Questa tensione tra progresso e regole potrebbe trovare una svolta nel Libro bianco sull’intelligenza artificiale della Commissione europea. Al bando temporaneo il riconoscimento facciale nei luoghi pubblici per favorire lo sviluppo di nuove regole e metodologie in grado di valutare l’impatto etico di misure così strettamente collegate alla sfera personale.

In quale stagione dell’IA ci troviamo? In gergo, infatti, l’IA segue la metafora delle stagioni.

Sul tappeto posizioni fortemente eterogenee. Il disaccordo si accresce riguardo all’intelligenza artificiale generale (IAG), che arrivi al livello umano e lo superi, raggiungendo la superintelligenza (Tegmark, 2018). E in tal caso prevarrà la singolarità tecnologica, cioè si avvererà la profezia secondo cui il progresso tecnologico raggiungerà una velocità tale da cambiare radicalmente il mondo per come lo conosciamo oggi e in cui l’intelligenza delle macchine supererà quella dell’uomo. E che dire del Quantum computing?
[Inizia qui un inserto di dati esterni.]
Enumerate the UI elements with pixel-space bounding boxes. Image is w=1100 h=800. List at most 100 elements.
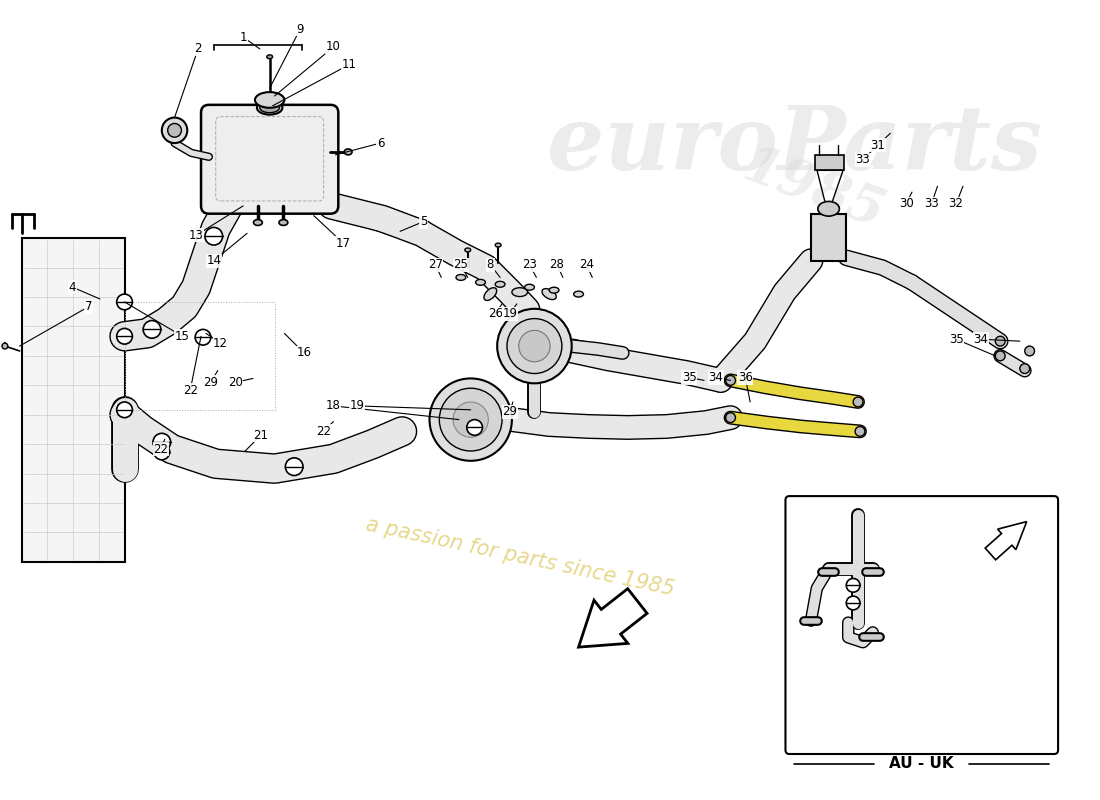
Circle shape xyxy=(855,426,865,436)
Bar xyxy=(22,238,124,562)
Text: 22: 22 xyxy=(316,425,331,438)
Text: 8: 8 xyxy=(486,258,494,271)
Text: 19: 19 xyxy=(350,399,364,412)
Text: 7: 7 xyxy=(85,300,92,314)
Text: 2: 2 xyxy=(195,42,201,55)
Circle shape xyxy=(726,413,736,422)
Text: 25: 25 xyxy=(453,258,469,271)
Ellipse shape xyxy=(475,279,485,286)
Bar xyxy=(811,214,846,261)
Ellipse shape xyxy=(817,202,839,216)
Text: 22: 22 xyxy=(153,442,168,455)
Text: 20: 20 xyxy=(228,376,243,389)
Text: 12: 12 xyxy=(213,337,228,350)
Circle shape xyxy=(996,351,1005,361)
Circle shape xyxy=(497,309,572,383)
Text: 31: 31 xyxy=(870,138,886,151)
Circle shape xyxy=(996,336,1005,346)
Text: 1985: 1985 xyxy=(736,140,892,238)
Circle shape xyxy=(429,378,512,461)
Circle shape xyxy=(117,294,132,310)
Circle shape xyxy=(153,434,170,451)
Text: 27: 27 xyxy=(428,258,443,271)
Circle shape xyxy=(439,388,502,451)
Text: 29: 29 xyxy=(503,406,517,418)
Text: 9: 9 xyxy=(296,23,304,36)
Text: 34: 34 xyxy=(974,333,988,346)
Text: AU - UK: AU - UK xyxy=(890,756,954,771)
Circle shape xyxy=(854,397,862,407)
Circle shape xyxy=(1025,346,1034,356)
Ellipse shape xyxy=(574,291,583,297)
Text: euroParts: euroParts xyxy=(547,102,1042,188)
Text: 18: 18 xyxy=(326,399,341,412)
Circle shape xyxy=(466,420,483,435)
Text: 33: 33 xyxy=(856,154,870,166)
Ellipse shape xyxy=(279,219,288,226)
Text: 5: 5 xyxy=(420,215,427,228)
Ellipse shape xyxy=(266,55,273,58)
Circle shape xyxy=(846,596,860,610)
Text: 35: 35 xyxy=(682,371,696,384)
Ellipse shape xyxy=(549,287,559,293)
Text: 19: 19 xyxy=(503,307,517,320)
Text: 6: 6 xyxy=(376,137,384,150)
Ellipse shape xyxy=(465,248,471,252)
Text: a passion for parts since 1985: a passion for parts since 1985 xyxy=(364,514,675,599)
Text: 30: 30 xyxy=(899,198,913,210)
Text: 10: 10 xyxy=(326,41,341,54)
Circle shape xyxy=(205,227,222,245)
Ellipse shape xyxy=(255,92,285,108)
Circle shape xyxy=(117,402,132,418)
FancyBboxPatch shape xyxy=(785,496,1058,754)
Text: 36: 36 xyxy=(738,371,752,384)
Text: 34: 34 xyxy=(708,371,724,384)
Circle shape xyxy=(453,402,488,438)
Circle shape xyxy=(167,123,182,137)
Text: 16: 16 xyxy=(297,346,311,359)
Text: 23: 23 xyxy=(522,258,537,271)
Ellipse shape xyxy=(542,289,557,299)
Text: 14: 14 xyxy=(207,254,221,267)
Text: 17: 17 xyxy=(336,237,351,250)
Circle shape xyxy=(846,578,860,592)
Circle shape xyxy=(1020,364,1030,374)
Text: 11: 11 xyxy=(342,58,356,71)
Polygon shape xyxy=(986,522,1026,560)
Text: 33: 33 xyxy=(924,198,939,210)
Text: 32: 32 xyxy=(948,198,964,210)
Text: 35: 35 xyxy=(948,333,964,346)
Ellipse shape xyxy=(525,284,535,290)
Text: 28: 28 xyxy=(550,258,564,271)
Ellipse shape xyxy=(260,103,279,113)
Circle shape xyxy=(285,458,303,475)
Text: 29: 29 xyxy=(204,376,218,389)
Circle shape xyxy=(143,321,161,338)
Circle shape xyxy=(519,330,550,362)
Ellipse shape xyxy=(456,274,465,280)
Text: 15: 15 xyxy=(175,330,190,342)
Circle shape xyxy=(117,329,132,344)
Circle shape xyxy=(726,375,736,386)
Text: 21: 21 xyxy=(253,429,268,442)
Text: 13: 13 xyxy=(189,229,204,242)
Polygon shape xyxy=(579,589,647,647)
Text: 24: 24 xyxy=(579,258,594,271)
Circle shape xyxy=(507,318,562,374)
Text: 1: 1 xyxy=(240,30,246,44)
Ellipse shape xyxy=(253,219,262,226)
Circle shape xyxy=(162,118,187,143)
Ellipse shape xyxy=(495,282,505,287)
Ellipse shape xyxy=(512,288,528,297)
Bar xyxy=(815,155,845,170)
Ellipse shape xyxy=(257,101,283,114)
Circle shape xyxy=(2,343,8,349)
Ellipse shape xyxy=(495,243,502,247)
Text: 26: 26 xyxy=(487,307,503,320)
Ellipse shape xyxy=(344,149,352,155)
Text: 4: 4 xyxy=(69,281,76,294)
Ellipse shape xyxy=(484,288,497,301)
FancyBboxPatch shape xyxy=(201,105,339,214)
Text: 22: 22 xyxy=(183,384,198,397)
Circle shape xyxy=(195,330,211,345)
Permetterà di simulare meglio la natura, ricreare le molecole, con sbocchi impensabili nella biologia.

Ma la realtà sconfessa tanto euforico ottimismo: il percorso della IA è lastricato di incidenti a tutti i livelli, cominciando dalla vita stessa dell’essere umano (un esempio? A marzo 2018, in Arizona, un’auto a guida autonoma investe uccidendo la ciclista Elain Herberg. Il safety driver a bordo non è riuscito a frenare). Ci avviamo verso l’inverno quando vengono annunciate cose che, di fatto, non si possono raggiungere. La profetica splendida stagione della IA vede accorciare le ore di luce del giorno. C’è chi già parla di uno scoppio di una bolla. E certo non sarebbe la prima nel comparto tecnologico. Un “AI winter” è un periodo in cui i fondi e l’interesse per il settore svaniscono. Si innesca una sorta di reazione a catena e un avvitamento verso il basso: il pessimismo circola nella comunità scientifica, poi nel mondo dell’informazione e nei media e infine nel pubblico, fino a far collassare il settore e, quindi, la ricerca.

Ma oggi il buio totale del settore sarebbe da escludere. Il potenziale e i benefici sono tanti. Basti citarne uno – più che mai attuale – per tutti: la piattaforma IA BlueDot (creata in Canada) aveva previsto e avvisato del pericolo del focolaio del coronavirus cinese prima di tutti; un anticipo di diversi giorni, che per queste problematiche risulta essenziale per salvare vite e contenere il contagio. Il centro USA per il controllo e la prevenzione delle malattie (CDC) ha avvisato del pericolo del coronavirus il 6 gennaio, mentre l’Organizzazione Mondiale della Sanità ha avvisato il pubblico con un comunicato del 9 gennaio. La piattaforma canadese BlueDot ha battuto entrambi, annunciando del pericolo i propri clienti il 31 dicembre (Piccinelli, 2020).

Pertanto, se la ciclicità del fenomeno non può escludersi, oggi – secondo alcuni studiosi – stiamo vivendo una mezza stagione della IA: un suo autunno (Foderi, 2020).